On Tue, 2007-08-07 at 13:56 -0400, Mark wrote:
Thanks for the help. I just want to become more familiar with SE
Linux and understand the context of the te, fe, if..etc files and how
I can modify them so that my programs are more secure. There just
seems to be alot of information that may or may not be related in
order to help me. For instance, there is the seedit tools, SLIDE and
RedHat tools available. Also, which is a better distribution to learn
SE Linux, CentOS or Fedora Core?
Fedora Core tracks the latest SELinux developments more closely.
The reference policy documentation should help you, online at
http://oss.tresys.com/projects/refpolicy/wiki/Documentation and if you
have selinux-policy installed, locally available docs
under /usr/share/doc/selinux-policy-x.y.z/.

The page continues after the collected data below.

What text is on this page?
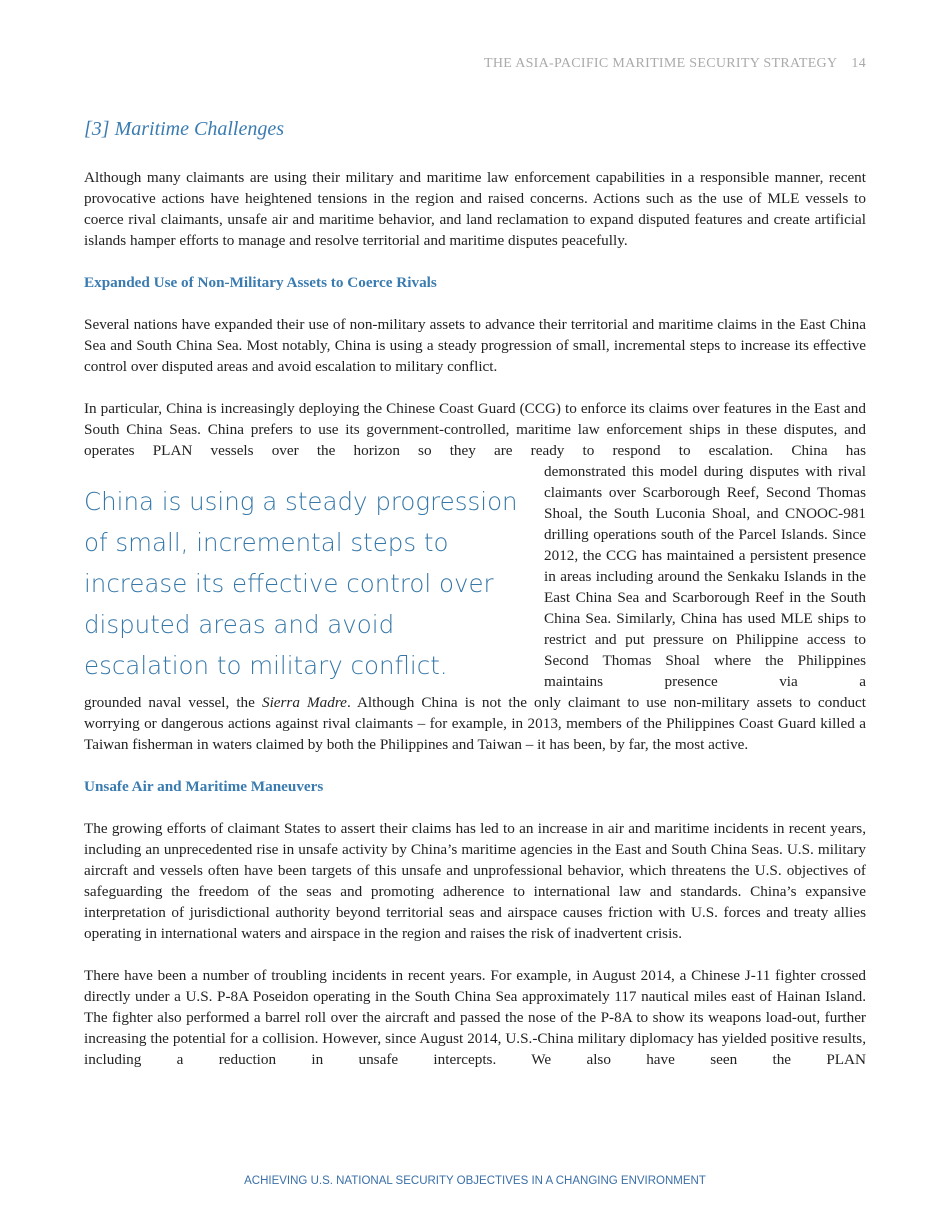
THE ASIA-PACIFIC MARITIME SECURITY STRATEGY 14
[3] Maritime Challenges

Although many claimants are using their military and maritime law enforcement capabilities in a responsible manner, recent provocative actions have heightened tensions in the region and raised concerns. Actions such as the use of MLE vessels to coerce rival claimants, unsafe air and maritime behavior, and land reclamation to expand disputed features and create artificial islands hamper efforts to manage and resolve territorial and maritime disputes peacefully.

Expanded Use of Non-Military Assets to Coerce Rivals

Several nations have expanded their use of non-military assets to advance their territorial and maritime claims in the East China Sea and South China Sea. Most notably, China is using a steady progression of small, incremental steps to increase its effective control over disputed areas and avoid escalation to military conflict.

In particular, China is increasingly deploying the Chinese Coast Guard (CCG) to enforce its claims over features in the East and South China Seas. China prefers to use its government-controlled, maritime law enforcement ships in these disputes, and operates PLAN vessels over the horizon so they are ready to respond to escalation. China has

China is using a steady progression of small, incremental steps to increase its effective control over disputed areas and avoid escalation to military conflict.

demonstrated this model during disputes with rival claimants over Scarborough Reef, Second Thomas Shoal, the South Luconia Shoal, and CNOOC-981 drilling operations south of the Parcel Islands. Since 2012, the CCG has maintained a persistent presence in areas including around the Senkaku Islands in the East China Sea and Scarborough Reef in the South China Sea. Similarly, China has used MLE ships to restrict and put pressure on Philippine access to Second Thomas Shoal where the Philippines maintains presence via a

grounded naval vessel, the Sierra Madre. Although China is not the only claimant to use non-military assets to conduct worrying or dangerous actions against rival claimants – for example, in 2013, members of the Philippines Coast Guard killed a Taiwan fisherman in waters claimed by both the Philippines and Taiwan – it has been, by far, the most active.

Unsafe Air and Maritime Maneuvers

The growing efforts of claimant States to assert their claims has led to an increase in air and maritime incidents in recent years, including an unprecedented rise in unsafe activity by China’s maritime agencies in the East and South China Seas. U.S. military aircraft and vessels often have been targets of this unsafe and unprofessional behavior, which threatens the U.S. objectives of safeguarding the freedom of the seas and promoting adherence to international law and standards. China’s expansive interpretation of jurisdictional authority beyond territorial seas and airspace causes friction with U.S. forces and treaty allies operating in international waters and airspace in the region and raises the risk of inadvertent crisis.

There have been a number of troubling incidents in recent years. For example, in August 2014, a Chinese J-11 fighter crossed directly under a U.S. P-8A Poseidon operating in the South China Sea approximately 117 nautical miles east of Hainan Island. The fighter also performed a barrel roll over the aircraft and passed the nose of the P-8A to show its weapons load-out, further increasing the potential for a collision. However, since August 2014, U.S.-China military diplomacy has yielded positive results, including a reduction in unsafe intercepts. We also have seen the PLAN

ACHIEVING U.S. NATIONAL SECURITY OBJECTIVES IN A CHANGING ENVIRONMENT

SLIDE is an eclipse plugin that leverages reference policy and provides
the typical IDE-style auto-completion, interface lookup, wizards for
constructing domains, etc. Useful if you are ok working in an IDE.

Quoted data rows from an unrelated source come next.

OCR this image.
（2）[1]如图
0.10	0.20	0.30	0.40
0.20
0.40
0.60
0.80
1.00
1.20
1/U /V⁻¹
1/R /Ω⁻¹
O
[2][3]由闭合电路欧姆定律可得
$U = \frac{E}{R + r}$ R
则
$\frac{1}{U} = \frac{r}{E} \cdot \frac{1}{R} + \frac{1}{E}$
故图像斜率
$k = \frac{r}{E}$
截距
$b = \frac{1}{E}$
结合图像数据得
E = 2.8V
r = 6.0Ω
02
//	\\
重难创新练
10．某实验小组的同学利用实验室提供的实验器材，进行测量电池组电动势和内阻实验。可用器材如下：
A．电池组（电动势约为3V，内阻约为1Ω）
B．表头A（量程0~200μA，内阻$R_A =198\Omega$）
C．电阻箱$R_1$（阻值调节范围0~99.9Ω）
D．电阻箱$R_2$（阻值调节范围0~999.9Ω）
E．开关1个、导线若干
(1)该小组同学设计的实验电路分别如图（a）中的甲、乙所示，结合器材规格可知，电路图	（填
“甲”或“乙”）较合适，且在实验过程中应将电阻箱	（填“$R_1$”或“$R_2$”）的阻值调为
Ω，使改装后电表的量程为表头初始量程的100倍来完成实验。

SEEdit is more about hiding the underlying abstractions and presenting a
very simple UI. Requires switching to its own policy entirely, away
from the stock policy.
I am an application developer who really just needs to learn how to
write policies for the programs I am developing. Things like
policies, domains and domain transition are important areas I really
want to learn.
There are a number of resources, e.g. see
http://selinux.sourceforge.net/resources.php3 , but many of them predate
the reference policy. Reference policy documentation and SLIDE are your
best bets right now, along with the book.